Учитель разрешил мне спросить у ребят, что захочется. Я решил спросить сначала про Петербург, а потом – про их учителя, Николая Михайловича. В Петербурге почти все бывали с родителями. Одному мальчику запомнился Макдональдс, другому длиннющие автомобили – лимузины. Про достопримечательности одна девочка сказала, что это трамваи и еще музей, но названия она не запомнила.
Когда я спросил у ребят, какой их учитель, все закричали наперебой: Добрый! Веселый! Хороший! Красивый!

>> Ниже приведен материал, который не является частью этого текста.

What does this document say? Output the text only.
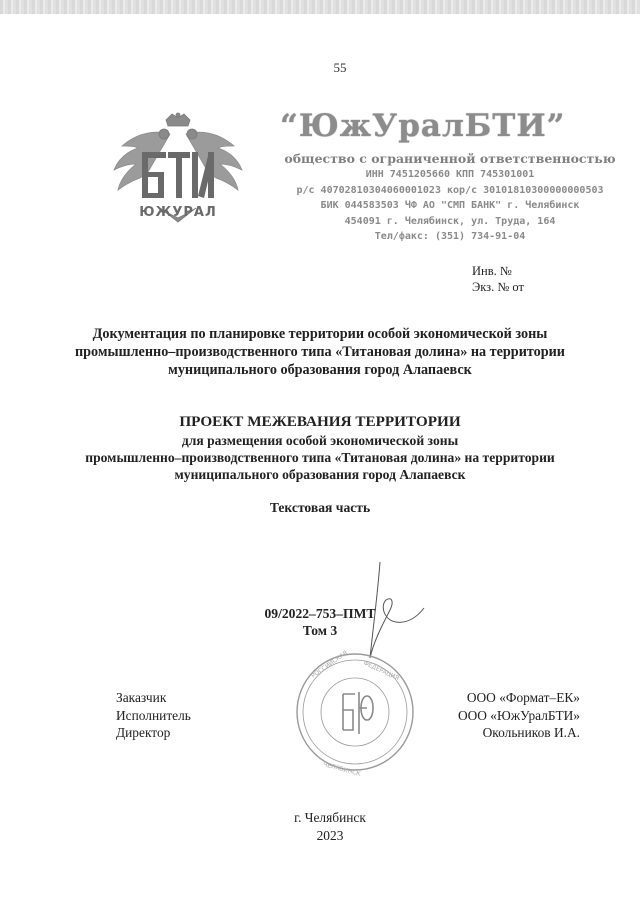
55
ЮЖУРАЛ
“ЮжУралБТИ”
общество с ограниченной ответственностью
ИНН 7451205660 КПП 745301001
р/с 40702810304060001023 кор/с 30101810300000000503
БИК 044583503 ЧФ АО "СМП БАНК" г. Челябинск
454091 г. Челябинск, ул. Труда, 164
Тел/факс: (351) 734-91-04
Инв. №
Экз. № от
Документация по планировке территории особой экономической зоны
промышленно–производственного типа «Титановая долина» на территории
муниципального образования город Алапаевск
ПРОЕКТ МЕЖЕВАНИЯ ТЕРРИТОРИИ
для размещения особой экономической зоны
промышленно–производственного типа «Титановая долина» на территории
муниципального образования город Алапаевск
Текстовая часть
09/2022–753–ПМТ
Том 3
РОССИЙСКАЯ ФЕДЕРАЦИЯ
ЧЕЛЯБИНСК
Заказчик
Исполнитель
Директор
ООО «Формат–ЕК»
ООО «ЮжУралБТИ»
Окольников И.А.
г. Челябинск
2023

А одна девочка, когда все замолчали, сказала: Вдохновительный! Мне очень понравилось это слово. Удивился я только, что никто не сказал, что Николай Михайлович – бородатый. Как и я. А вдруг и моей бороды кто-нибудь не заметит, и я получусь не похожим на самого себя.
Николай Михайлович показал ребятам, как нужно положить листок, чтобы вся моя голова вместе с бородой поместилась. А потом спросил, как называется рисунок, над которым они будут работать. Восемь ребят собрались рисовать портрет, а один мальчик – натюрморт. Но и у него все равно потом получился портрет. Правда, лицо у меня там зеленое. Видно, не совсем он раздумал с меня натюрморт рисовать.
Владимир ПЕТРОВ. Фото: Александр БОТКОВ.
«Русский Меценат» № 2, декабрь 2008 г.